Ho lasciato soltanto le impronte, non ho portato via nulla oltre i ricordi. Il giallo ocra di Wadi Rum, il sole a picco sull’arenaria, il vento rovente che bruciava la pelle, quella sabbia che ritrovavo dappertutto, nei capelli, dentro i vestiti, fin tra i denti, la sconfinatezza del cielo sopra la scultura dei Sette Pilastri. Tutti frammenti di un racconto senza parole possibili.
D’improvviso poi le orme dello sciacallo. Avevo sentito il suo urlo sgraziato già sull’altopiano di Petra. Era da qualche parte, nascosto là intorno. Mi stava tenendo d’occhio da lontano con aria sorniona. Avrei detto un elemento non casuale, l’avvisaglia di un destino in disordine che sa attendere. Quando scese la notte, allora lo vidi. Poco lontano dal fuoco che rosseggiava l’accampamento beduino e dal brontolio cavernoso dei cammelli. Lo seguii con gli occhi trattenendo il respiro affinché l’immagine non si muovesse. Poco più che una macchia scura intercettata nel blu monocromatico della valle.
Mi sdraiai fuori della tenda, attardandomi a contemplare le stelle. Il profumo fumante del tè alla menta saliva alle labbra sempre più intenso fino a penetrare il respiro.

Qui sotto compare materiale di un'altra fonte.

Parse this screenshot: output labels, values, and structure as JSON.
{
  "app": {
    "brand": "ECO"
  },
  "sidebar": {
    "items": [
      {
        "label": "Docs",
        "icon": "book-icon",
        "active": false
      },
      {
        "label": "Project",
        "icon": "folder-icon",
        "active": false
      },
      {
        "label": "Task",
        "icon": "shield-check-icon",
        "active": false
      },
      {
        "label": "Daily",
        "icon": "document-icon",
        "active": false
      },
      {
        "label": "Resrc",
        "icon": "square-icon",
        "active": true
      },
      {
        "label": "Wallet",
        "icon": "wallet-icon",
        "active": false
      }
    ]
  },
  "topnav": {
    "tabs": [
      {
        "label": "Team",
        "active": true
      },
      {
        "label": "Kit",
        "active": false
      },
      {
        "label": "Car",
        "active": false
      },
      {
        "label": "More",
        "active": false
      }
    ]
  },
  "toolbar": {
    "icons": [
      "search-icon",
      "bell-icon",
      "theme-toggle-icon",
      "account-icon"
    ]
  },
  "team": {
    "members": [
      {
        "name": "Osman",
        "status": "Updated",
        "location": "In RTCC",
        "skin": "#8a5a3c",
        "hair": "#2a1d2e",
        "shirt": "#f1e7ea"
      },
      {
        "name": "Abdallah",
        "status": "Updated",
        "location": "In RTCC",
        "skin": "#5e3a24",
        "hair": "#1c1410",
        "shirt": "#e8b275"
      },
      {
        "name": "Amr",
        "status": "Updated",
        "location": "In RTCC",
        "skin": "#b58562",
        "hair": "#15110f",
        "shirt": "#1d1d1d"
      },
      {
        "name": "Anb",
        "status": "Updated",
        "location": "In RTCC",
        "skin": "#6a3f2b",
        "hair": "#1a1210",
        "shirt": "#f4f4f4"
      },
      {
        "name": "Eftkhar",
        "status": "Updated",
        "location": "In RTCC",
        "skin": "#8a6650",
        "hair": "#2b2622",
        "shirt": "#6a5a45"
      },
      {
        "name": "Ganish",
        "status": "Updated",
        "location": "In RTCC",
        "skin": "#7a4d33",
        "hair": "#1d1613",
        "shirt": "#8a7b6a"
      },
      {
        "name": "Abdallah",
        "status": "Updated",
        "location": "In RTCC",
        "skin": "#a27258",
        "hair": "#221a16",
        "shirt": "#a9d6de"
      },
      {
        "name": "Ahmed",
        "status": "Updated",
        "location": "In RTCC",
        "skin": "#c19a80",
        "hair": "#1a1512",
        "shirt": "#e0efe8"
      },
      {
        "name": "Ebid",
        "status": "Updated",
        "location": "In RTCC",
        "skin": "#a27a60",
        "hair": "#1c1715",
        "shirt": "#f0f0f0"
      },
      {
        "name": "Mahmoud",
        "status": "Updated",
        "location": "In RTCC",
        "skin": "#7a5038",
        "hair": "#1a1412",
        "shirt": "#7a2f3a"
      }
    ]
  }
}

L’alba sembrò arrivare prima, con quella luce forte e i pensieri stipati di suggestioni. Dovevo scendere a sud per arrivare al porto di Aqaba, dove mi sarei imbarcato per l’Arabia. Non conosco altro che il deserto, eternamente immobile, uguale a se stesso.
Camminando lungo la ferrovia m’imbattei nella carcassa di un montone.